The out basket: State Trooper Todd Bartolac, filling in for Kristra Hedstrom while she’s on leave, says the penalty can go up to $411.

That’s if the citing officer chooses to use that strange law (RCW 46.61.150) that reads, “Whenever any highway has been divided into two or more roadways by leaving an intervening space or by a physical barrier or clearly indicated dividing section or by a median island not less than eighteen inches wide formed either by solid yellow pavement markings or by a yellow crosshatching between two solid yellow lines so installed as to control vehicular traffic, every vehicle shall be driven only upon the right-hand roadway unless directed or permitted to use another roadway by official traffic-control devices or police officers. No vehicle shall be driven over, across or within any such dividing space, barrier or section, or median island, except through an opening in such physical barrier or dividing section or space or median island, or at a crossover or intersection established by public authority.”
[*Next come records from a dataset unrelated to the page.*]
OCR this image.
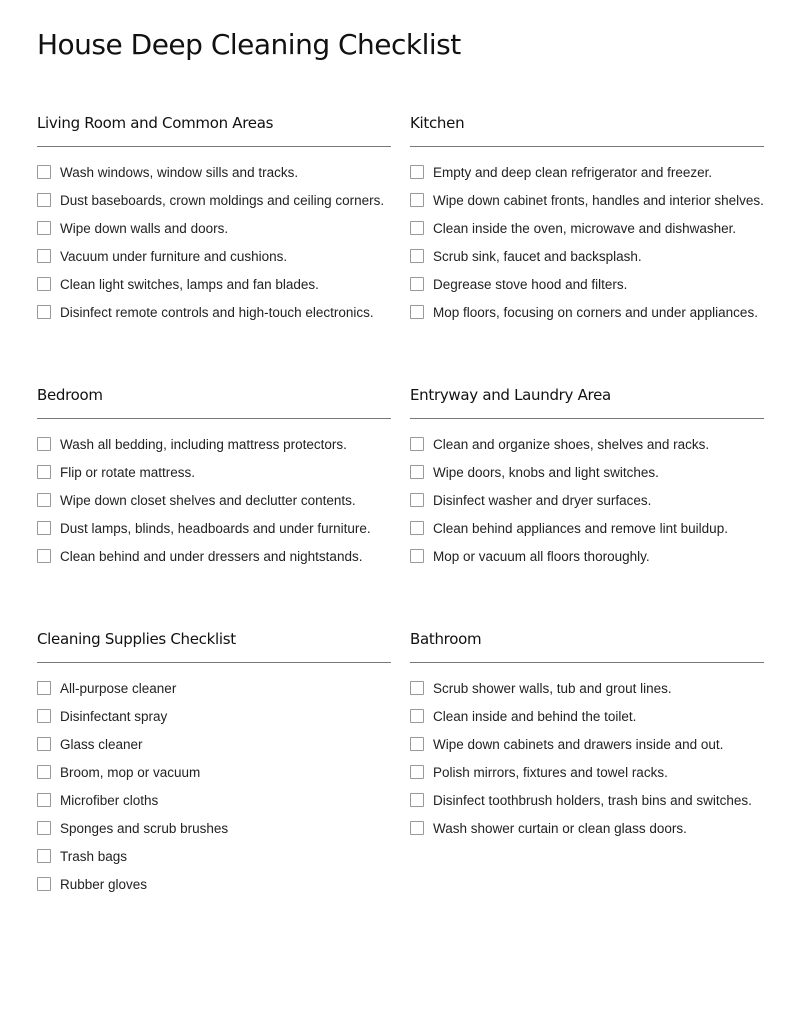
House Deep Cleaning Checklist
Living Room and Common Areas
Wash windows, window sills and tracks.
Dust baseboards, crown moldings and ceiling corners.
Wipe down walls and doors.
Vacuum under furniture and cushions.
Clean light switches, lamps and fan blades.
Disinfect remote controls and high-touch electronics.
Kitchen
Empty and deep clean refrigerator and freezer.
Wipe down cabinet fronts, handles and interior shelves.
Clean inside the oven, microwave and dishwasher.
Scrub sink, faucet and backsplash.
Degrease stove hood and filters.
Mop floors, focusing on corners and under appliances.
Bedroom
Wash all bedding, including mattress protectors.
Flip or rotate mattress.
Wipe down closet shelves and declutter contents.
Dust lamps, blinds, headboards and under furniture.
Clean behind and under dressers and nightstands.
Entryway and Laundry Area
Clean and organize shoes, shelves and racks.
Wipe doors, knobs and light switches.
Disinfect washer and dryer surfaces.
Clean behind appliances and remove lint buildup.
Mop or vacuum all floors thoroughly.
Cleaning Supplies Checklist
All-purpose cleaner
Disinfectant spray
Glass cleaner
Broom, mop or vacuum
Microfiber cloths
Sponges and scrub brushes
Trash bags
Rubber gloves
Bathroom
Scrub shower walls, tub and grout lines.
Clean inside and behind the toilet.
Wipe down cabinets and drawers inside and out.
Polish mirrors, fixtures and towel racks.
Disinfect toothbrush holders, trash bins and switches.
Wash shower curtain or clean glass doors.
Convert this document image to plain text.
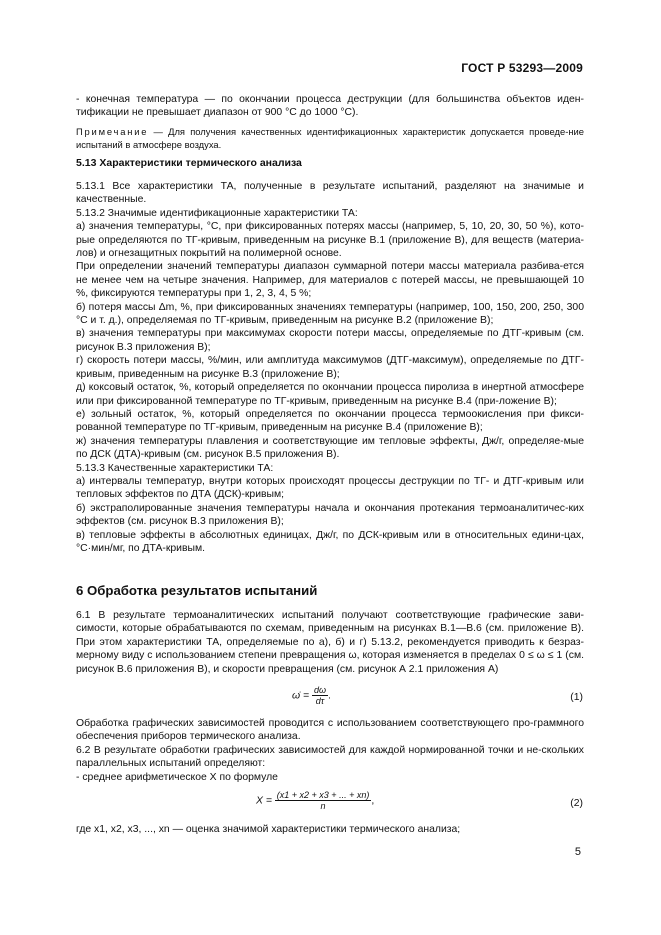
ГОСТ Р 53293—2009

- конечная температура — по окончании процесса деструкции (для большинства объектов иден-тификации не превышает диапазон от 900 °С до 1000 °С).

Примечание — Для получения качественных идентификационных характеристик допускается проведе-ние испытаний в атмосфере воздуха.

5.13 Характеристики термического анализа

5.13.1 Все характеристики ТА, полученные в результате испытаний, разделяют на значимые и качественные.

5.13.2 Значимые идентификационные характеристики ТА:

а) значения температуры, °С, при фиксированных потерях массы (например, 5, 10, 20, 30, 50 %), кото-рые определяются по ТГ-кривым, приведенным на рисунке В.1 (приложение В), для веществ (материа-лов) и огнезащитных покрытий на полимерной основе.

При определении значений температуры диапазон суммарной потери массы материала разбива-ется не менее чем на четыре значения. Например, для материалов с потерей массы, не превышающей 10 %, фиксируются температуры при 1, 2, 3, 4, 5 %;

б) потеря массы Δm, %, при фиксированных значениях температуры (например, 100, 150, 200, 250, 300 °С и т. д.), определяемая по ТГ-кривым, приведенным на рисунке В.2 (приложение В);

в) значения температуры при максимумах скорости потери массы, определяемые по ДТГ-кривым (см. рисунок В.3 приложения В);

г) скорость потери массы, %/мин, или амплитуда максимумов (ДТГ-максимум), определяемые по ДТГ-кривым, приведенным на рисунке В.3 (приложение В);

д) коксовый остаток, %, который определяется по окончании процесса пиролиза в инертной атмосфере или при фиксированной температуре по ТГ-кривым, приведенным на рисунке В.4 (при-ложение В);

е) зольный остаток, %, который определяется по окончании процесса термоокисления при фикси-рованной температуре по ТГ-кривым, приведенным на рисунке В.4 (приложение В);

ж) значения температуры плавления и соответствующие им тепловые эффекты, Дж/г, определяе-мые по ДСК (ДТА)-кривым (см. рисунок В.5 приложения В).

5.13.3 Качественные характеристики ТА:

а) интервалы температур, внутри которых происходят процессы деструкции по ТГ- и ДТГ-кривым или тепловых эффектов по ДТА (ДСК)-кривым;

б) экстраполированные значения температуры начала и окончания протекания термоаналитичес-ких эффектов (см. рисунок В.3 приложения В);

в) тепловые эффекты в абсолютных единицах, Дж/г, по ДСК-кривым или в относительных едини-цах, °С·мин/мг, по ДТА-кривым.

6 Обработка результатов испытаний

6.1 В результате термоаналитических испытаний получают соответствующие графические зави-симости, которые обрабатываются по схемам, приведенным на рисунках В.1—В.6 (см. приложение В). При этом характеристики ТА, определяемые по а), б) и г) 5.13.2, рекомендуется приводить к безраз-мерному виду с использованием степени превращения ω, которая изменяется в пределах 0 ≤ ω ≤ 1 (см. рисунок В.6 приложения В), и скорости превращения (см. рисунок А 2.1 приложения А)

ω̇ = $\frac{d\omega}{d\tau}$ .	(1)

Обработка графических зависимостей проводится с использованием соответствующего про-граммного обеспечения приборов термического анализа.

6.2 В результате обработки графических зависимостей для каждой нормированной точки и не-скольких параллельных испытаний определяют:

- среднее арифметическое X по формуле

$X = \frac{(x1 + x2 + x3 + ... + xn)}{n}$ ,	(2)

где x1, x2, x3, ..., xn — оценка значимой характеристики термического анализа;

5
If you can’t spot the wording in that law that forbids turning across those through-median areas, you’re not alone. I can’t either. But that’s the same law that is interpreted to allow left turns across garden-variety double yellow lines, and to impose a $411 fine for crossing the gore points on freeways, those merging white lines at on- and off-ramps.

It seems that it can be interpreted to permit or forbid almost anything.

Todd also cited another law that seems more on point. It reads, “No person shall drive a vehicle onto or from any limited access roadway except at such entrances and exits as are established by public authority.” That one carries a $216 fine and seems better to describe what was done illegally.

Todd says an officer can choose either law. My guess is a officer also could choose to write a ticket for making an illegal turn or disregarding a regulatory sign (each with a $124 fine) or even negligent driving. Getting up to speed once the U-turn is complete, entering 60-mile-per-hour traffic while bouncing  over the inner rumble strip certainly could be called negligent, especially if it leads to an accident. The fine for negligent driving is $550.